Umbilical cord blood is rich in blood stem cells and is currently used as an alternative to bone marrow transplantation. Umbilical cord blood can be collected from the umbilical cord and placenta after birth, tested and stored frozen in tissue banks ready to use. The host-donor match required for transplantation is much easier, increasing the number of patients that can benefit.

  1. What is somatic cell nuclear transfer (SCNT)?

Somatic cell nuclear transfer (SCNT) is a technique in which the nucleus of a normal (somatic) cell is transferred into an egg that has had its original nucleus removed. The egg now has the same DNA, or genetic material, as the donor normal cell. Under the right conditions, the egg can develop as if it had been fertilised. The egg would divide to form two cells, then four cells, then eight cells and so on.

  1. What is bioethics and what are some of the ethical questions in stem cell research?

Bioethics is the study of the social, moral and ethical issues in the fields of scientific research, medical treatment and, more generally, in the life sciences. With advancing technology come new and exciting insights into scientific processes and diseases; at the same time new ethical issues arise.

One of the most commonly asked questions in stem cell research is whether it is ethical to use human embryos to procure embryonic stem cells. Furthermore, wherever there is the potential for medical treatments there are complex decisions that need to be made about how and when to begin trial treatments in humans, and if the trials are successful, how to make such treatments fairly available.

  1. Are stem cells currently used in therapies today?

Yes, a bone marrow transplant, also called a haematopoietic stem cell transplant, is a medical procedure used to treat conditions of the blood such as leucaemia, sickle cell anaemia, or some metabolic conditions. It relies on the haematopoietic (blood) stem cells that are present in the bone marrow that are the precursors to all blood cells. Doctors have been transferring blood stem cells by bone marrow transplant for more than 40 years.

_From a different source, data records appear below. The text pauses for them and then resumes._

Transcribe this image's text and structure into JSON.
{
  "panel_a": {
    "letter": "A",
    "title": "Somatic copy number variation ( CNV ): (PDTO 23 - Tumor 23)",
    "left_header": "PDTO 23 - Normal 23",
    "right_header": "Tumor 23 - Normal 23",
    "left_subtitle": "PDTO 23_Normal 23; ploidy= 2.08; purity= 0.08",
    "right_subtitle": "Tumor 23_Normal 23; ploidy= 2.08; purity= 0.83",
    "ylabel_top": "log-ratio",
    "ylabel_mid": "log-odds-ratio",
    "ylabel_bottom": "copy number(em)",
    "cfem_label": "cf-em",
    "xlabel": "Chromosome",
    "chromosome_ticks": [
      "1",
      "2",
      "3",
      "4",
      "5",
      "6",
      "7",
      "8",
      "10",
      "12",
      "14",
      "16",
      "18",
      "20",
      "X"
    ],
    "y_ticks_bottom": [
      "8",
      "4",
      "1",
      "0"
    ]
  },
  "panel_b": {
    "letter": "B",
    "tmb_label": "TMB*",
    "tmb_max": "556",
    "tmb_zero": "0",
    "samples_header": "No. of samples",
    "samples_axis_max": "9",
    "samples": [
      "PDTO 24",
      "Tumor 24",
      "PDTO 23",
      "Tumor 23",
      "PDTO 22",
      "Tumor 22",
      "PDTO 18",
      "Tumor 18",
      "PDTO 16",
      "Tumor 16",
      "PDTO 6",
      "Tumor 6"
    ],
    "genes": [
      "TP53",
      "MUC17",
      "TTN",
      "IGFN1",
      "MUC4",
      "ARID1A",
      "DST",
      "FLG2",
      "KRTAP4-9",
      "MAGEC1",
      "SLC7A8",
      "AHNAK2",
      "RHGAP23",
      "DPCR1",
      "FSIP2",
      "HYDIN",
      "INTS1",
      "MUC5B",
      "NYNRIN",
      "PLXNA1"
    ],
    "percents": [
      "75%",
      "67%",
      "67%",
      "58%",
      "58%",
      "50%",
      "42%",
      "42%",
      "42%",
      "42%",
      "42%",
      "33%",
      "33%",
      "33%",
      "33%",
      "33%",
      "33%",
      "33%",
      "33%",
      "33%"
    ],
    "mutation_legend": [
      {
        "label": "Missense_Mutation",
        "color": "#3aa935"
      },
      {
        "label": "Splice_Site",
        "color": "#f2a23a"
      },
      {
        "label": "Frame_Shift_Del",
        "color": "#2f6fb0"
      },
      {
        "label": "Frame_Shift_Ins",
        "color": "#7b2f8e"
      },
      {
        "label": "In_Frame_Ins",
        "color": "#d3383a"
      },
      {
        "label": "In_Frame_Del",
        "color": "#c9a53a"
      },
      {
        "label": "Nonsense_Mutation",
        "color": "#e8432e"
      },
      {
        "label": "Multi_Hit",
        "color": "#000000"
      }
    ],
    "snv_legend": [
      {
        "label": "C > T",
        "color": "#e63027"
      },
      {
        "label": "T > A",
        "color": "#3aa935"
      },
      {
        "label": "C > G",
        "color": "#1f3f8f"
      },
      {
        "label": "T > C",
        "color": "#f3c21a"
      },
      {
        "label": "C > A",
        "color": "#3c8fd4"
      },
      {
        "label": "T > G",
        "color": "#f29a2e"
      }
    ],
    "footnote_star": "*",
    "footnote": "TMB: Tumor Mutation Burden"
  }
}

Other stem cell applications are the use of skin progenitor cells for burns, and the use of limbal stem cells, which reside in the cornea, for injury of the eye.

“Over the next decade we will see great leaps forward in medicine. However, together with these opportunities will come challenges to society. We need to be well prepared to deal with these challenges to the benefit of the country,” said Professor Porter.